Alpaca (in de pampas) de pallay met synthetisch geverfde en ongeverfde schapenwol. Ketting effecttechniek en in de pallay dubbelweefsel ( twee kettingen: één ketting in wit en de andere in verschillende strepen van kleuren) .
Twee panden (kallo) samengenaaid.
Motieven: In Charazani nooit brede pampas zoals bvb in Potosí. Heeft te maken met landschap van hoge bergen en diepe valleien (valles altos) aan de oostelijke zijde van de cordilleras. Smallere strepen tussen de pampas en de pallay (decoratieve stroken) worden listas genaamd. Hier in de listas een degradatie van kleuren: kuychi (regenboog). In pallay motieven in vakjes zoals Inka tokapu, dit is typisch voor dubbelweefsel waar men met de kleuren van de twee kettingen kan wisselen. Typische iconografische motieven van Charazani: golfmotiefjes (gancho of kurti) van pre-Spaanse oorsprong typisch motief van de Kallawaya-genezers met beschermende werking (Girault 1969). Paarden: soms met kleintjes, soms tweekoppig. Vogeltjes (soms dubbel rug aan rug) en zonmotief. Typisch zijn de bewegingen in de manen van de paarden, de vleugels van de vogels en de stralen van de zon.
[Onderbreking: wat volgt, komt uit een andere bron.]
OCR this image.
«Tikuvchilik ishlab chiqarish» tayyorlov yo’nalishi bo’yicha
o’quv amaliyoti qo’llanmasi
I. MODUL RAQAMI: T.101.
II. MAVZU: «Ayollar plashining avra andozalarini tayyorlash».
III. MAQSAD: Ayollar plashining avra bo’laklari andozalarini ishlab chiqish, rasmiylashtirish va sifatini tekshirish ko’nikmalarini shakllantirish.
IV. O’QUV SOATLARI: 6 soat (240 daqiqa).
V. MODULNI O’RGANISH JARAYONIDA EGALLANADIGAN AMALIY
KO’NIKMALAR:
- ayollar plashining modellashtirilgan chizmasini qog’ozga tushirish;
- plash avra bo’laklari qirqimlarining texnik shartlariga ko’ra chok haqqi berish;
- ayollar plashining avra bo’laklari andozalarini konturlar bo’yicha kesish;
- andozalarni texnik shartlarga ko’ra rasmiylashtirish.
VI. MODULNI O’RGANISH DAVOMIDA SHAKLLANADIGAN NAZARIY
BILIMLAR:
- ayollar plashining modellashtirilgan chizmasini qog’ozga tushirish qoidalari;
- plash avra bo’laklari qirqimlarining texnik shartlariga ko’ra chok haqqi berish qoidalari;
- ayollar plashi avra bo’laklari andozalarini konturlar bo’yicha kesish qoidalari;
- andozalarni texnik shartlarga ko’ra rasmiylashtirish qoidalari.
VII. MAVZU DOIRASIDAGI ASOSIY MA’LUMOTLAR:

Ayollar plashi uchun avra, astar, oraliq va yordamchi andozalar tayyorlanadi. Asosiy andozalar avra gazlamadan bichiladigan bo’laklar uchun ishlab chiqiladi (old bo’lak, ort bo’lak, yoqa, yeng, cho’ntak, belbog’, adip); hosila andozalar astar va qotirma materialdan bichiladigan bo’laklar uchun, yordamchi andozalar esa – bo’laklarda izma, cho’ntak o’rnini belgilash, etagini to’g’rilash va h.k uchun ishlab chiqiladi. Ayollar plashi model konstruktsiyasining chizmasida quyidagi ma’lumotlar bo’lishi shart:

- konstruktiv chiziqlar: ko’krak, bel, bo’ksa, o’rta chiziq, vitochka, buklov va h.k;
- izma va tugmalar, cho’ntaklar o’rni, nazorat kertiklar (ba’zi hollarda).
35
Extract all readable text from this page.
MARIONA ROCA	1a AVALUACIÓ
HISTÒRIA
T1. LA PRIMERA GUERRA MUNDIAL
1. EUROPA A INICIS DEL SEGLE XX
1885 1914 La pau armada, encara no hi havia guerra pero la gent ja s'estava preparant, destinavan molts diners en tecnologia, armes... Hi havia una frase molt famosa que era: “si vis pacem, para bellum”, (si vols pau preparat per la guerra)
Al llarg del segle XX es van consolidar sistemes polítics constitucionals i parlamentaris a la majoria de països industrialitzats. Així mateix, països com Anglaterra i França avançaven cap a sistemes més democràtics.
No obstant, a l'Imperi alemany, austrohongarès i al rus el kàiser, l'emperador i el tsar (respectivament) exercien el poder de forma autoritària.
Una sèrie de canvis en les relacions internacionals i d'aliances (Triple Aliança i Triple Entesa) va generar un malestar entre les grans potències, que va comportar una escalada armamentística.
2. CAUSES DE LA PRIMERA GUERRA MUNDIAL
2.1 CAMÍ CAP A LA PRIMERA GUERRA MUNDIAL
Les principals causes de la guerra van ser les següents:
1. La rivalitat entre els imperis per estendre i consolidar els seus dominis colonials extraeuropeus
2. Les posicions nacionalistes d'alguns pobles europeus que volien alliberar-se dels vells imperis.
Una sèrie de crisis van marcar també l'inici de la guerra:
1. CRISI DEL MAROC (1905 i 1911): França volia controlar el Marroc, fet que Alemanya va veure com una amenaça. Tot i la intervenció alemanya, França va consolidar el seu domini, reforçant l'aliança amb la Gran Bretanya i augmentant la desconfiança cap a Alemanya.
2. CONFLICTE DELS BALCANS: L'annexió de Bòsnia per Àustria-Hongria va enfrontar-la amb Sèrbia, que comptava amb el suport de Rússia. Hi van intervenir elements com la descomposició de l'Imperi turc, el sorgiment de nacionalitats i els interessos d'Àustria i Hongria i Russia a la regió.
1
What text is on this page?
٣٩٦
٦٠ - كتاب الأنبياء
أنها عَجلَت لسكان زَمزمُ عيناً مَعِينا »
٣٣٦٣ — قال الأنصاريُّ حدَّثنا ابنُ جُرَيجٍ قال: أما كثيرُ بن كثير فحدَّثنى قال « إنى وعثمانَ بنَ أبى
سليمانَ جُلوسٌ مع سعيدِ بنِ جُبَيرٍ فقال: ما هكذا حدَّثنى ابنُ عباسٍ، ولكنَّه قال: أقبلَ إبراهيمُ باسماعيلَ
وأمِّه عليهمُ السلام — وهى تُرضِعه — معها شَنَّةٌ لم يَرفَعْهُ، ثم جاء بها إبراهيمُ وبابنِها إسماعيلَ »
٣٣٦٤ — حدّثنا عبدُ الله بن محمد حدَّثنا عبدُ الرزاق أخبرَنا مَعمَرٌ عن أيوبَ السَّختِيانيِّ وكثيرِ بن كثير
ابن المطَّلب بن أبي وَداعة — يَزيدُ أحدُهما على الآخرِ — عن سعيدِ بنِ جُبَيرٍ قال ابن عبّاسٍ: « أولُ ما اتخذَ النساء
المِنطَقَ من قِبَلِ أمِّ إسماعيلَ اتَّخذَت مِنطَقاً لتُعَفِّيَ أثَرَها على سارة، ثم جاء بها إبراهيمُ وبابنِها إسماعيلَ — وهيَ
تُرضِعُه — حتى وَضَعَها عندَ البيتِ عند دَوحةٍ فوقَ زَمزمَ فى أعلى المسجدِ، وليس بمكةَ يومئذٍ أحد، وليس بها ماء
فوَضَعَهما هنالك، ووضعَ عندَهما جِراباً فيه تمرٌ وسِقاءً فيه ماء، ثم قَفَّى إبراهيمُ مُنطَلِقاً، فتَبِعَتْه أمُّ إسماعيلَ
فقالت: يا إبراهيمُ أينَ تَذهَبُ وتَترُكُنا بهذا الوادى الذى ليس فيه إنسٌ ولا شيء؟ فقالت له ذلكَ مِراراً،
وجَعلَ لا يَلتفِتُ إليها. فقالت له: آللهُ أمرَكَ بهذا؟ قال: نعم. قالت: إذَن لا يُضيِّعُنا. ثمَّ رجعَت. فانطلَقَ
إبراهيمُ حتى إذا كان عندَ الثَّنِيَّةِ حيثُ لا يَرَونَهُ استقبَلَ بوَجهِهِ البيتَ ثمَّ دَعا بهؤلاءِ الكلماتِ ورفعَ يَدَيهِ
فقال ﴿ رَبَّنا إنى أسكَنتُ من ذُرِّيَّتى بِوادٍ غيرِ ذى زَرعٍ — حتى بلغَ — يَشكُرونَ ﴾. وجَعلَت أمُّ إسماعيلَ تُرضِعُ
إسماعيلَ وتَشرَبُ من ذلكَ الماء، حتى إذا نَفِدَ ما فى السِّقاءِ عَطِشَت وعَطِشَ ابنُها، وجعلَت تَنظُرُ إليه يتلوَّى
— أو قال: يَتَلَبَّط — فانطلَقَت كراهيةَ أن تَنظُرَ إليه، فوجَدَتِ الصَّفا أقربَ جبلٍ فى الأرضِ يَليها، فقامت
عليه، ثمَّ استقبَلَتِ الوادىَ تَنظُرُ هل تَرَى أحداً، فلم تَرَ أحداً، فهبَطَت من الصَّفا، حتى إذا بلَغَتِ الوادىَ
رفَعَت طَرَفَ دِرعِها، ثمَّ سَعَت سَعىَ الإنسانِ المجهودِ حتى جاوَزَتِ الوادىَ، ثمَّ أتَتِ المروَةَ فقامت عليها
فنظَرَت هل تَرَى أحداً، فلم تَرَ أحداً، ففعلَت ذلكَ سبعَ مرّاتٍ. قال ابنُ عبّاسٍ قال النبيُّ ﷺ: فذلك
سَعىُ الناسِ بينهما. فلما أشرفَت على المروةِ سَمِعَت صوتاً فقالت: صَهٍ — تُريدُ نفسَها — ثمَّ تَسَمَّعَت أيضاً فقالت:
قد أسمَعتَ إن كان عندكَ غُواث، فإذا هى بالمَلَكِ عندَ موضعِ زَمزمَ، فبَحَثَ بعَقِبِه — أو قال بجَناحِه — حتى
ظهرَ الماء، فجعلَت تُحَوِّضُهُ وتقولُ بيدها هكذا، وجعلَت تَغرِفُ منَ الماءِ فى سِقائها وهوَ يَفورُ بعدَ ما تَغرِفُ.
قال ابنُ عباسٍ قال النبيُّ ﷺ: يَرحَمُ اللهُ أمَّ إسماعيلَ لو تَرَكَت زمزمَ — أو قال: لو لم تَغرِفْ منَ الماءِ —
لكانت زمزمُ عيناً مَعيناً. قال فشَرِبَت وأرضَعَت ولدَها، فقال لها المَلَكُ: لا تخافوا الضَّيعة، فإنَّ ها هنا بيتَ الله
Dit om weefsel dynamiek of leven te geven (heeft ook te maken met techniek van dubbelweefsel waarbij men de tussenruimten tussen de motieven moet opvullen om twee lagen van het zakweefsel samen te houden: ook horror vacui). .
Gebruik: door vrouwen om lasten en kinderen te dragen. Mooiere exemplaren als dit worden voor feesten gebruikt. Draagdoeken zijn altijd groter dan de gewone schouderdoeken en hebben altijd dubbele pampas per strook.